Pour l'amour de la Cité humaine
Le mot « Cité » est héritier de la « Polis » grecque et de la « Civitas » romaine, mais n'a pas d'équivalents dans les autres langues modernes. Il désigne à la fois la société en général, l'activité humaine en tant qu'elle est sociale: politique, économique, culturelle.... Mais ce mot, abstrait et général si l'on veut, n'est amené à sa plénitude que par le caractère « charnel »des Cités (comme l'aurait dit Péguy). Nous y reviendrons.
La Cité vraiment humaine, la Cité juste, c'est l'égalité absolue de tous ses ressortissants, par exemple, mais très essentiellement, devant le droit de vote et ce, quels que soient leur rang, leur fortune, leur sexe, leurs qualités intellectuelles, leurs mérites moraux, leur origine... et, bientôt, leur âge. Jamais, par le passé, il n'avait été possible d'aller aussi loin dans l'égalité absolue des hommes que dans les Etats-Nations démocratiques contemporains. Par rapport à cette égalité et cette fraternité formelles, les autres inégalités, de droit et de fait, sont de plus en plus insupportables, même si sur le plan social et sur le plan économique, nous assistons, depuis vingt ans, à une formidable régression de l'Etat-Social qui, d'ailleurs, menace la Cité. Faire le pari de la Cité, faire le pari de la République, c'est choisir, d'emblée, le camp de ceux qui refusent cette régression odieuse et stupide.
L'idée même de Cité humaine implique que les lois que se donnent les ressortissants de la Cité - que se donne l'universalité des êtres humains qui la composent -, doivent être conçues comme l'emportant sur toutes les autres lois et, notamment, les contraintes économiques. Ce principe n'empêche nullement que des lois injustes soient décrétées, lois faites par et pour les riches, par et pour les puissants, dont les groupes noyautent depuis toujours la Cité humaine. Mais au-delà des lois positives, la Cité humaine reste gouvernée, avant tout et surtout, par ce qu'Antigone appelait « les lois de la nuit », c'est-à-dire, non pas quelque système idéal, mais les principes qui fondent la vie en commun démocratique. Au nom de ces principes, tout pourra être combattu d'emblée et, à long terme, efficacement, victorieusement. Pourquoi? Parce que depuis que les êtres humains goûtent, de plus en plus largement, aux bienfaits de la Cité humaine, depuis que celle-ci leur représente leur avenir comme dépendant d'eux-mêmes, exclusivement, l'humanité a connu une sorte de mutation génétique profonde qui lui a enlevé, définitivement, la capacité de vivre dans l'horizon d'une servitude s'étendant sur le long terme.
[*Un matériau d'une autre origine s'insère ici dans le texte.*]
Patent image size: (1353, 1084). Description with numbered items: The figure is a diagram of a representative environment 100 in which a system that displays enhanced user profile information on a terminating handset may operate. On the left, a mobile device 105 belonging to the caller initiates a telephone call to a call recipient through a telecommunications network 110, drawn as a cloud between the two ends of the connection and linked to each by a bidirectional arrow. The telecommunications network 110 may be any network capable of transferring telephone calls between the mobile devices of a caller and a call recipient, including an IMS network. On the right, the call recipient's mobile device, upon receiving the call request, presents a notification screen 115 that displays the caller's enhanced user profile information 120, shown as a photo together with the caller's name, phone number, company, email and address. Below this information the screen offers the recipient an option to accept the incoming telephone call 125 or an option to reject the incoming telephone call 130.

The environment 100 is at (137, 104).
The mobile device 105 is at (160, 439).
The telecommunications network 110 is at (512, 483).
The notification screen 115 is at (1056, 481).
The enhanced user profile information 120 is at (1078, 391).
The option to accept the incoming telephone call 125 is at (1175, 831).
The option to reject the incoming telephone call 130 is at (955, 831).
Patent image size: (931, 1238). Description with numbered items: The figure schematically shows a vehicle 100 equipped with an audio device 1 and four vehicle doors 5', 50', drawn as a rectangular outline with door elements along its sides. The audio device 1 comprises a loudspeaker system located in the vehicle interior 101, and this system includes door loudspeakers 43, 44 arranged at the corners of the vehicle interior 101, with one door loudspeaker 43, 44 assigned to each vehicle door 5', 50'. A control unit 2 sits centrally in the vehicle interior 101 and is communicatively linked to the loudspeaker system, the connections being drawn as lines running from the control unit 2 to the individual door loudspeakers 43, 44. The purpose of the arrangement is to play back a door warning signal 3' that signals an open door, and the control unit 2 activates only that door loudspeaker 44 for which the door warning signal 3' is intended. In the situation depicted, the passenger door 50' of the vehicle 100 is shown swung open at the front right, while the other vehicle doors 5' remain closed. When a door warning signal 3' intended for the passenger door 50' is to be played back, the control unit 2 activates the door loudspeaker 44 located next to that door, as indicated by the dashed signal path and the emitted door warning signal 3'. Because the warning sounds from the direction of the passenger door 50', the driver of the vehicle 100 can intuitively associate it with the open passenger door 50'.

Certes, il est de l'essence de la liberté d'être sans cesse menacée, d'être fragile, de tomber très souvent et lourdement. Mais il ne sera plus possible à l'avenir que des générations d'êtres humains se succèdent, sur une période plus ou moins longue, sans la Cité humaine. Sans la liberté, l'égalité et la fraternité.
Les êtres humains ont connu le miracle d'Athènes et de Rome, ont connu les premières discussions libres dans les universités médiévales, ont connu les révolutions de Hollande, d'Angleterre, des Etats-Unis, de France, des Soviets..., ont connu les mille et une conquêtes du mouvement ouvrier, de la laïcité et du socialisme, ont connu la liberté de la presse et des débats, ont connu l'émancipation des peuples colonisés en Afrique, en Asie et en Amérique du Sud... Si ces mêmes êtres humains se voyaient soumis à une servitude trop prolongée, leur vie s'étiolerait rapidement comme la plante dans une terre privée d'eau. Il y aurait non seulement destruction de la Cité humaine, au sens où nous l'entendons, mais aussi destruction de l'identité humaine, telle qu'elle a formidablement progressé depuis qu'elle se construit sur le principe que l'avenir des hommes dépend d'eux-mêmes. Peut-être les coeurs humains ont-ils pu battre quelques millénaires sans que, « dans la Nuit la Liberté les écoute ». Mais, aujourd'hui, sans cette Compagne, l'âme de l'Humanité serait damnée.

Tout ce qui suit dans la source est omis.